Capital Gains Tax in Australia
Capital gains tax in Australia applies when a profit is made on the disposal of a capital asset that was acquired after 20 September 1985. Capital assets are defined in the legislation to be “any kind of property” or “a legal or equitable right that is not property.”
There are some disposals that will be subject to CGT exemptions, the most common of these being the main residence exemption. The total gain of a taxpayer is the total profit made from the sale of an asset. The total profit is obtained by subtracting the cost base from the capital proceeds.
Once the total gain has been worked out, the net gain is worked out by applying any capital losses, then applying the CGT discount if applicable. You can use a tax calculator to work this out.
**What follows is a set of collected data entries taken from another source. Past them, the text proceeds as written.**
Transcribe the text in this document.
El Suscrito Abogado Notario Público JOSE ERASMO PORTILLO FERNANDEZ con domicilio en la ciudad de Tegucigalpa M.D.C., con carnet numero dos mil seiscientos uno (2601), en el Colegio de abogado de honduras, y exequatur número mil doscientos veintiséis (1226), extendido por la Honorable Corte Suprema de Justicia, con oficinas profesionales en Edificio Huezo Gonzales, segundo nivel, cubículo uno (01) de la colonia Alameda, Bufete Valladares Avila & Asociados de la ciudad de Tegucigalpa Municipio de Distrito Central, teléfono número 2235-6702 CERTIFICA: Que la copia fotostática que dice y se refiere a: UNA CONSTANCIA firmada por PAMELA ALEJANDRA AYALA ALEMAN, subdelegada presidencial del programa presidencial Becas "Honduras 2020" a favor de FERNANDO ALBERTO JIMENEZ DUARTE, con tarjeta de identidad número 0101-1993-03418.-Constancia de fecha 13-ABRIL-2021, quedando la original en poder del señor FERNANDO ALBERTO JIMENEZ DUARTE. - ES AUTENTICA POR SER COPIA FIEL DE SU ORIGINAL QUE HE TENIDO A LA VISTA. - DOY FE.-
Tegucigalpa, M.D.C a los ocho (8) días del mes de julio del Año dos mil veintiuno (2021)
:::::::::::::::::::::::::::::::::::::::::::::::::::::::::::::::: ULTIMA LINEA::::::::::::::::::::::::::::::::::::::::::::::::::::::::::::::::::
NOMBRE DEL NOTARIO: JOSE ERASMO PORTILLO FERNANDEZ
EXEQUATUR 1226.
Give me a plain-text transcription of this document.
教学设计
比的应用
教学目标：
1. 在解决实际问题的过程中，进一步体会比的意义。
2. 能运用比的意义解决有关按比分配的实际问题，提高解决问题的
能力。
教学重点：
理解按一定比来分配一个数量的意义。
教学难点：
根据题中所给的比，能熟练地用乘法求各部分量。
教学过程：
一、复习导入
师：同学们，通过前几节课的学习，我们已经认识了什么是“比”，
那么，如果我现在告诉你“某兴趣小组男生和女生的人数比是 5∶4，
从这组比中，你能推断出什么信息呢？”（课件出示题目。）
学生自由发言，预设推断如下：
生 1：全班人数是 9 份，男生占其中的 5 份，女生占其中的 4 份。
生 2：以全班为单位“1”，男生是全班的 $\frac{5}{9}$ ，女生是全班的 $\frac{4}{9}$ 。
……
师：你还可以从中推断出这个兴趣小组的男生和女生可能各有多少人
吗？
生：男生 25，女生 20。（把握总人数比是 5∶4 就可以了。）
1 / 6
After calculating net capital gain, the taxpayer who disposed of the property includes the net capital gain in his or her assessable income when their tax returns are lodged.
Capital Gains Tax on Shares
When you are buying and selling shares, and you hold on to them for capital growth, then you will incur a capital gain or loss when you sell them. If you hold onto the shares for 12 months, you may be entitled to a CGT discount.
Trading on the Forex Market
If you are buying and selling shares online with the purpose of making a short term profit, your activity may be considered a revenue gain or loss. For instance, if you are trading currency in the Forex market, you are often trying to profit from short term fluctuations in the money market. This kind of acitivty could amount to a revenue gain or loss. Any loss would be subject to the non commercial loss provisions for individuals.
Trading Precious Metals
In contrast, buying gold and other precious metals and holding onto them for long term capital appreciation is more likely to be taxable under the capital gains tax provisions.